Am besten ist es, alle fünf Sinne von Anfang an mit einzubeziehen. Natürlich kannst du deinem „Lieblingssinn“ dabei den Vorrang geben. Vor allem am Anfang sind viele – mich eingeschlossen – auf das Visuelle angewiesen. Ich kann mir Laute lang nicht so gut merken wie Wörter, die ich geschrieben sehe. Trotzdem ist es wichtig, von Anfang an möglichst alle Sinne mit einzubeziehen. Es macht nichts aus, wenn du das Gehörte nicht verstehst. Für mich hörte sich Russisch am Anfang frustrierend unverständlich an. Aber genau darin besteht der Trick. Da ich sowieso nicht davon ausging, etwas zu verstehen, konnte ich mir russische Audios ganz entspannt anhören, ohne den Gedanken, doch etwas verstehen zu müssen.

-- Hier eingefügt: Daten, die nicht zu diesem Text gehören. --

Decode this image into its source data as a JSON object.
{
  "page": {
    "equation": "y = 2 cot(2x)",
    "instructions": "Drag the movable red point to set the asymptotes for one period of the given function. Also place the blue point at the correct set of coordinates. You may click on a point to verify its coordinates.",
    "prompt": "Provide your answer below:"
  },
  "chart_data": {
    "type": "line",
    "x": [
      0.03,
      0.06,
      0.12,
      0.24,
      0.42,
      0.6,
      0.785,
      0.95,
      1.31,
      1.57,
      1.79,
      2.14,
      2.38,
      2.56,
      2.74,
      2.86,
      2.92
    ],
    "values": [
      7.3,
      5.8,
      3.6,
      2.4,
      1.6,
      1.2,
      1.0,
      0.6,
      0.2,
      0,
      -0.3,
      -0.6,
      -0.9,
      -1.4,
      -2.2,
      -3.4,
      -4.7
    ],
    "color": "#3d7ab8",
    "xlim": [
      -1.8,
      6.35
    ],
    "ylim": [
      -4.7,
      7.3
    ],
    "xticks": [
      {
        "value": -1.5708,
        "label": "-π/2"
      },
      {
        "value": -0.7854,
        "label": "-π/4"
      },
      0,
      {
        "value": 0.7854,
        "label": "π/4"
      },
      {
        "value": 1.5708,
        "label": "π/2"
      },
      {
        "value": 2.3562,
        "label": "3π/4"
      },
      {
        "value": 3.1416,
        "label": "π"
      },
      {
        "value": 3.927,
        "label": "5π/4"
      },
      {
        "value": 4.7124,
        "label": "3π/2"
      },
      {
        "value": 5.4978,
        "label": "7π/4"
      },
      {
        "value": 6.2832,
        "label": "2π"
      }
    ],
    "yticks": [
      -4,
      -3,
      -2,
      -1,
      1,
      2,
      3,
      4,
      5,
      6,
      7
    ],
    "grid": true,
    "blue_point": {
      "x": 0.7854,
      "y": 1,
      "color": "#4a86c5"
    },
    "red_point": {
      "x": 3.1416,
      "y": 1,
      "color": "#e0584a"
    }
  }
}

Das sieht bei unseren „Lieblingssinnen“ ganz anders aus. Obwohl ich es gewohnt bin, mir Bilder schnell einprägen zu können, wurde ich beim Russisch-Vokabeln lernen eines Besseren belehrt. Ich konnte – und kann – mir diese Symbolkonstrukte nur schwer merken. Schnell ist dann das Frustniveau erreicht, wenn nach dreimaligem Durchlesen der Vokabeln keine einzige hängenbleibt. Genau da sollten die anderen Sinne nicht unterschätzt werden. Statt entnervt das Vokabelheft wegzulegen, einfach das Audio anmachen, zuhören und dem Hörsinn die Arbeit überlassen. Musik eignet sich dabei fantastisch, denn es ist doch einfach herrlich, schöne Lieder zu hören. Und da es herrlich ist, sind wir gutgelaunt und gutgelaunt lernt es sich viel effektiver.

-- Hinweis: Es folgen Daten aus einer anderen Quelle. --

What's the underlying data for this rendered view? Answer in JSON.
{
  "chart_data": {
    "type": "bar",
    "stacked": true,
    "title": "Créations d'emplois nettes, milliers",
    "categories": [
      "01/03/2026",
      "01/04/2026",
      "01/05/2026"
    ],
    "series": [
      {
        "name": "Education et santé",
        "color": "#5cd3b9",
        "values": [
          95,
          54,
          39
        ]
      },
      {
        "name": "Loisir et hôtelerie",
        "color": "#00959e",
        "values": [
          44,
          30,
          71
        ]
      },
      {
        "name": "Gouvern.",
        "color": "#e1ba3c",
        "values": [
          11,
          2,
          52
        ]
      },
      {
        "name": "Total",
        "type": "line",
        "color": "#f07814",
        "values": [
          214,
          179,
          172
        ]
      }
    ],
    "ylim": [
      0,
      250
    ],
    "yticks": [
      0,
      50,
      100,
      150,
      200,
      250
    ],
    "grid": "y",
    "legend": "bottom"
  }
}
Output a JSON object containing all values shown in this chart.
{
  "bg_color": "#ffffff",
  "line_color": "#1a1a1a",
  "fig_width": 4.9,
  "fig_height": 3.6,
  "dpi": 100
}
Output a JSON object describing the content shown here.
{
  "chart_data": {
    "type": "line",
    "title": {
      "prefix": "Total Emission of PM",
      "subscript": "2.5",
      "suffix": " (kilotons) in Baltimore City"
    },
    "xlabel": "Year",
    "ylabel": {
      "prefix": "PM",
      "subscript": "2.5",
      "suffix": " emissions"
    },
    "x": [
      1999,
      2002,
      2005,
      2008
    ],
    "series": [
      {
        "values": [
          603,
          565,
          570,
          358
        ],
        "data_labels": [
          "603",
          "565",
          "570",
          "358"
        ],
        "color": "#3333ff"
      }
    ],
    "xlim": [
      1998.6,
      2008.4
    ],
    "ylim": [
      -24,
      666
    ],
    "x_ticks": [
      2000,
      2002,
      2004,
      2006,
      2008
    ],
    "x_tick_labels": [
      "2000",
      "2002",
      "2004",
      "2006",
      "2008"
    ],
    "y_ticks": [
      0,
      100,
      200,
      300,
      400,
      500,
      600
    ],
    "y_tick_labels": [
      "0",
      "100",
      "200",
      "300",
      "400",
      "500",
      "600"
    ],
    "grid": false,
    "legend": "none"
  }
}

Die visuelle und auditive Wahrnehmung sind beim Sprachen lernen sicherlich die wichtigeren Sinne, aber auch Riechen, Schmecken und Tasten können zum Lernerfolg beitragen. Zwar brachte ich bei meinem ersten Besuch in einem russischen Café keinen Satz heraus, aber der Kellner war so freundlich, der bestellte Tee roch und schmeckte so köstlich, dass ich nach diesem Kaffeebesuch tatsächlich etliche Vokabeln aktivieren konnte. Gegenstände anfassen und deren Namen vor sich hin murmeln bringt häufig auch mehr, als das Wort nur auf dem Papier  zu lesen.